Tissue integration of collagen‐based matrices: an experimental study in mice

Abstract

To test whether or not tissue integration, biodegradation, and new blood vessel formation in two collagen-based matrices depend on the level of chemical cross-linking. Two collagen matrices with high (CM1) and low (CM2) levels of chemical cross-linking were randomly implanted in two pouches in 14 athymic nude mice. Three and 6 weeks later, the animals were euthanized. Histologic and histomorphometric measurements were performed on paraffin-embedded sections. Both collagen matrices integrated well into the surrounding soft tissues. The level of cross-linking and duration of implantation had an effect on the formation of new blood vessels. More blood vessels (n = in absolute numbers) were found in outer compartments compared to the central compartments of the matrices, reaching 5.6 (CM2) vs. 4.3 (CM1) at 3 weeks, and 5.3 (CM2) vs. 7.3 (CM1) at 6 weeks.

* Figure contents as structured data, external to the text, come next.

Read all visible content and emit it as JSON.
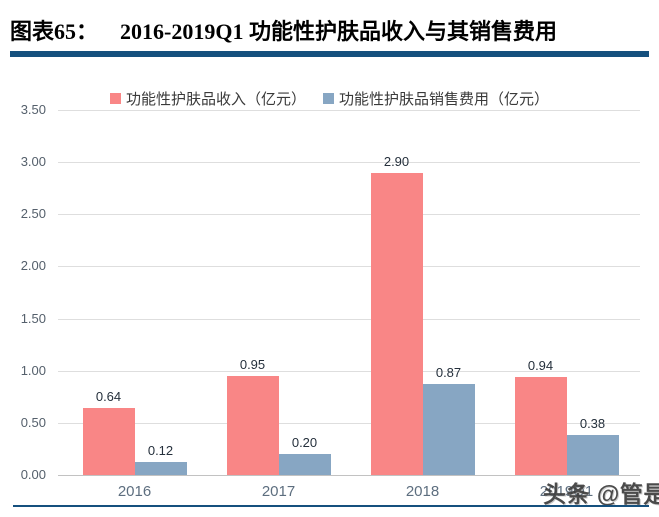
{
  "header": {
    "figure_label": "图表65：",
    "figure_title": "2016-2019Q1 功能性护肤品收入与其销售费用"
  },
  "colors": {
    "accent_rule": "#15507E",
    "revenue_bar": "#F98686",
    "expense_bar": "#87A6C3",
    "gridline": "#DEDEDE",
    "axis_line": "#C2C2C2",
    "ytick_label": "#55606C",
    "xtick_label": "#5D6E7F",
    "value_label": "#25303C"
  },
  "chart_data": {
    "type": "bar",
    "categories": [
      "2016",
      "2017",
      "2018",
      "2019Q1"
    ],
    "series": [
      {
        "name": "功能性护肤品收入（亿元）",
        "color": "#F98686",
        "values": [
          0.64,
          0.95,
          2.9,
          0.94
        ]
      },
      {
        "name": "功能性护肤品销售费用（亿元）",
        "color": "#87A6C3",
        "values": [
          0.12,
          0.2,
          0.87,
          0.38
        ]
      }
    ],
    "value_labels": [
      "0.64",
      "0.12",
      "0.95",
      "0.20",
      "2.90",
      "0.87",
      "0.94",
      "0.38"
    ],
    "ylim": [
      0,
      3.5
    ],
    "ytick_step": 0.5,
    "ytick_labels": [
      "0.00",
      "0.50",
      "1.00",
      "1.50",
      "2.00",
      "2.50",
      "3.00",
      "3.50"
    ],
    "grid": true,
    "legend_position": "top",
    "title": "2016-2019Q1 功能性护肤品收入与其销售费用",
    "xlabel": "",
    "ylabel": ""
  },
  "watermark": {
    "text": "头条 @管是"
  }
}
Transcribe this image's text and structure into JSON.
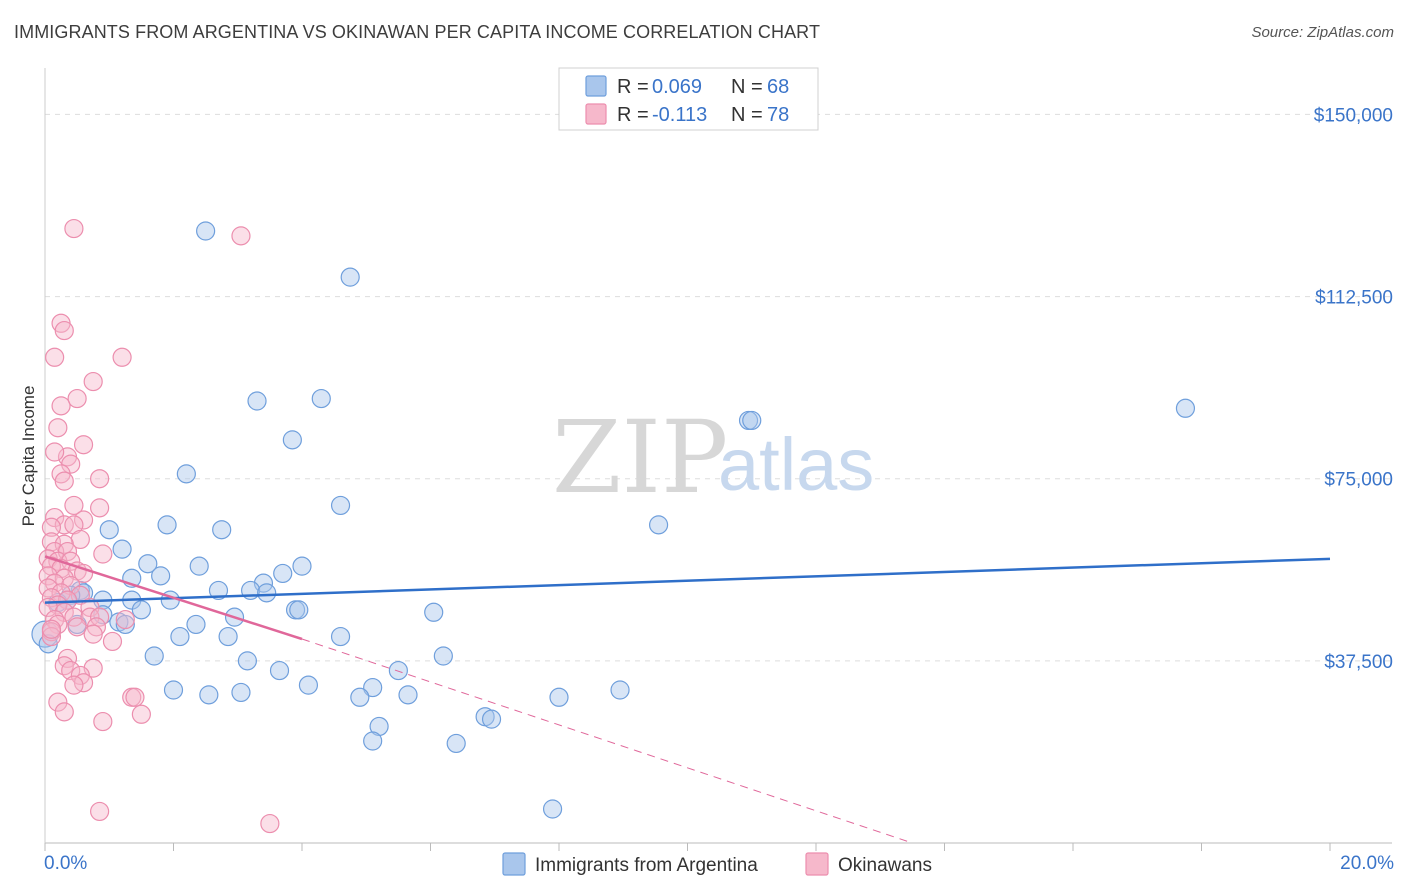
{
  "title": "IMMIGRANTS FROM ARGENTINA VS OKINAWAN PER CAPITA INCOME CORRELATION CHART",
  "source": "Source: ZipAtlas.com",
  "watermark": {
    "zip": "ZIP",
    "atlas": "atlas"
  },
  "legend": {
    "blue": {
      "r_label": "R =",
      "r_value": "0.069",
      "n_label": "N =",
      "n_value": "68"
    },
    "pink": {
      "r_label": "R =",
      "r_value": "-0.113",
      "n_label": "N =",
      "n_value": "78"
    }
  },
  "colors": {
    "blue_fill": "#a9c6ec",
    "blue_stroke": "#6f9fdc",
    "blue_line": "#2f6fc9",
    "pink_fill": "#f6b8cb",
    "pink_stroke": "#ec8eae",
    "pink_line": "#e0679a",
    "grid": "#dddddd",
    "axis_text": "#3a74c9"
  },
  "chart_data": {
    "type": "scatter",
    "title": "IMMIGRANTS FROM ARGENTINA VS OKINAWAN PER CAPITA INCOME CORRELATION CHART",
    "xlabel": "",
    "ylabel": "Per Capita Income",
    "xlim": [
      0,
      20
    ],
    "ylim": [
      0,
      157500
    ],
    "x_tick_labels": [
      "0.0%",
      "20.0%"
    ],
    "y_ticks": [
      37500,
      75000,
      112500,
      150000
    ],
    "y_tick_labels": [
      "$37,500",
      "$75,000",
      "$112,500",
      "$150,000"
    ],
    "series": [
      {
        "name": "Immigrants from Argentina",
        "color": "#6f9fdc",
        "points": [
          [
            2.5,
            126000
          ],
          [
            4.75,
            116500
          ],
          [
            3.3,
            91000
          ],
          [
            4.3,
            91500
          ],
          [
            3.85,
            83000
          ],
          [
            10.95,
            87000
          ],
          [
            11.0,
            87000
          ],
          [
            17.75,
            89500
          ],
          [
            2.2,
            76000
          ],
          [
            4.6,
            69500
          ],
          [
            9.55,
            65500
          ],
          [
            1.9,
            65500
          ],
          [
            2.75,
            64500
          ],
          [
            1.0,
            64500
          ],
          [
            1.2,
            60500
          ],
          [
            1.6,
            57500
          ],
          [
            2.4,
            57000
          ],
          [
            4.0,
            57000
          ],
          [
            3.7,
            55500
          ],
          [
            1.8,
            55000
          ],
          [
            1.35,
            54500
          ],
          [
            3.4,
            53500
          ],
          [
            0.55,
            52000
          ],
          [
            0.6,
            51500
          ],
          [
            2.7,
            52000
          ],
          [
            3.2,
            52000
          ],
          [
            3.45,
            51500
          ],
          [
            0.4,
            51000
          ],
          [
            0.35,
            50000
          ],
          [
            0.9,
            50000
          ],
          [
            1.35,
            50000
          ],
          [
            1.95,
            50000
          ],
          [
            0.2,
            49500
          ],
          [
            1.5,
            48000
          ],
          [
            3.9,
            48000
          ],
          [
            3.95,
            48000
          ],
          [
            6.05,
            47500
          ],
          [
            0.9,
            47000
          ],
          [
            2.95,
            46500
          ],
          [
            1.15,
            45500
          ],
          [
            1.25,
            45000
          ],
          [
            2.35,
            45000
          ],
          [
            0.5,
            45000
          ],
          [
            2.1,
            42500
          ],
          [
            2.85,
            42500
          ],
          [
            4.6,
            42500
          ],
          [
            1.7,
            38500
          ],
          [
            3.15,
            37500
          ],
          [
            6.2,
            38500
          ],
          [
            5.5,
            35500
          ],
          [
            3.65,
            35500
          ],
          [
            4.1,
            32500
          ],
          [
            2.0,
            31500
          ],
          [
            2.55,
            30500
          ],
          [
            3.05,
            31000
          ],
          [
            5.1,
            32000
          ],
          [
            8.95,
            31500
          ],
          [
            4.9,
            30000
          ],
          [
            5.65,
            30500
          ],
          [
            8.0,
            30000
          ],
          [
            6.85,
            26000
          ],
          [
            6.95,
            25500
          ],
          [
            5.2,
            24000
          ],
          [
            5.1,
            21000
          ],
          [
            6.4,
            20500
          ],
          [
            7.9,
            7000
          ],
          [
            0.0,
            43000
          ],
          [
            0.05,
            41000
          ]
        ]
      },
      {
        "name": "Okinawans",
        "color": "#ec8eae",
        "points": [
          [
            0.45,
            126500
          ],
          [
            3.05,
            125000
          ],
          [
            0.25,
            107000
          ],
          [
            0.3,
            105500
          ],
          [
            0.15,
            100000
          ],
          [
            1.2,
            100000
          ],
          [
            0.75,
            95000
          ],
          [
            0.5,
            91500
          ],
          [
            0.25,
            90000
          ],
          [
            0.2,
            85500
          ],
          [
            0.6,
            82000
          ],
          [
            0.35,
            79500
          ],
          [
            0.4,
            78000
          ],
          [
            0.15,
            80500
          ],
          [
            0.25,
            76000
          ],
          [
            0.85,
            75000
          ],
          [
            0.3,
            74500
          ],
          [
            0.45,
            69500
          ],
          [
            0.85,
            69000
          ],
          [
            0.15,
            67000
          ],
          [
            0.6,
            66500
          ],
          [
            0.3,
            65500
          ],
          [
            0.1,
            65000
          ],
          [
            0.45,
            65500
          ],
          [
            0.1,
            62000
          ],
          [
            0.55,
            62500
          ],
          [
            0.3,
            61500
          ],
          [
            0.15,
            60000
          ],
          [
            0.35,
            60000
          ],
          [
            0.9,
            59500
          ],
          [
            0.05,
            58500
          ],
          [
            0.2,
            58000
          ],
          [
            0.4,
            58000
          ],
          [
            0.1,
            57000
          ],
          [
            0.25,
            56500
          ],
          [
            0.5,
            56000
          ],
          [
            0.6,
            55500
          ],
          [
            0.05,
            55000
          ],
          [
            0.3,
            54500
          ],
          [
            0.15,
            53500
          ],
          [
            0.4,
            53000
          ],
          [
            0.05,
            52500
          ],
          [
            0.25,
            51500
          ],
          [
            0.55,
            51000
          ],
          [
            0.1,
            50500
          ],
          [
            0.35,
            50000
          ],
          [
            0.2,
            49000
          ],
          [
            0.7,
            48500
          ],
          [
            0.05,
            48500
          ],
          [
            0.3,
            47500
          ],
          [
            0.45,
            46500
          ],
          [
            0.15,
            46000
          ],
          [
            0.7,
            46500
          ],
          [
            0.85,
            46500
          ],
          [
            1.25,
            46000
          ],
          [
            0.2,
            45000
          ],
          [
            0.5,
            44500
          ],
          [
            0.8,
            44500
          ],
          [
            0.1,
            43500
          ],
          [
            0.75,
            43000
          ],
          [
            1.05,
            41500
          ],
          [
            0.1,
            42500
          ],
          [
            0.35,
            38000
          ],
          [
            0.3,
            36500
          ],
          [
            0.75,
            36000
          ],
          [
            0.4,
            35500
          ],
          [
            0.55,
            34500
          ],
          [
            0.6,
            33000
          ],
          [
            0.45,
            32500
          ],
          [
            1.35,
            30000
          ],
          [
            1.4,
            30000
          ],
          [
            0.2,
            29000
          ],
          [
            0.3,
            27000
          ],
          [
            1.5,
            26500
          ],
          [
            0.9,
            25000
          ],
          [
            0.85,
            6500
          ],
          [
            3.5,
            4000
          ],
          [
            0.1,
            44000
          ]
        ]
      }
    ],
    "trendlines": [
      {
        "series": "Immigrants from Argentina",
        "x": [
          0,
          20
        ],
        "y": [
          49500,
          58500
        ],
        "style": "solid"
      },
      {
        "series": "Okinawans",
        "x": [
          0,
          4
        ],
        "y": [
          59000,
          42000
        ],
        "style": "solid"
      },
      {
        "series": "Okinawans",
        "x": [
          4,
          13.5
        ],
        "y": [
          42000,
          0
        ],
        "style": "dashed"
      }
    ],
    "legend": [
      "Immigrants from Argentina",
      "Okinawans"
    ],
    "grid": true
  }
}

Similarly, connective tissue formation increased for both matrices between 3 and 6 weeks, whereas the amount of remaining collagen network gradually decreased over time being more pronounced for CM1 (-50%) compared to CM2 (-15%). The degree of cross-linking was negatively correlated for all outcome measures resulting in improved tissue integration, superior matrix stability and enhanced angiogenic patterns for the less cross-linked collagen matrix (CM2) in this experimental study in mice.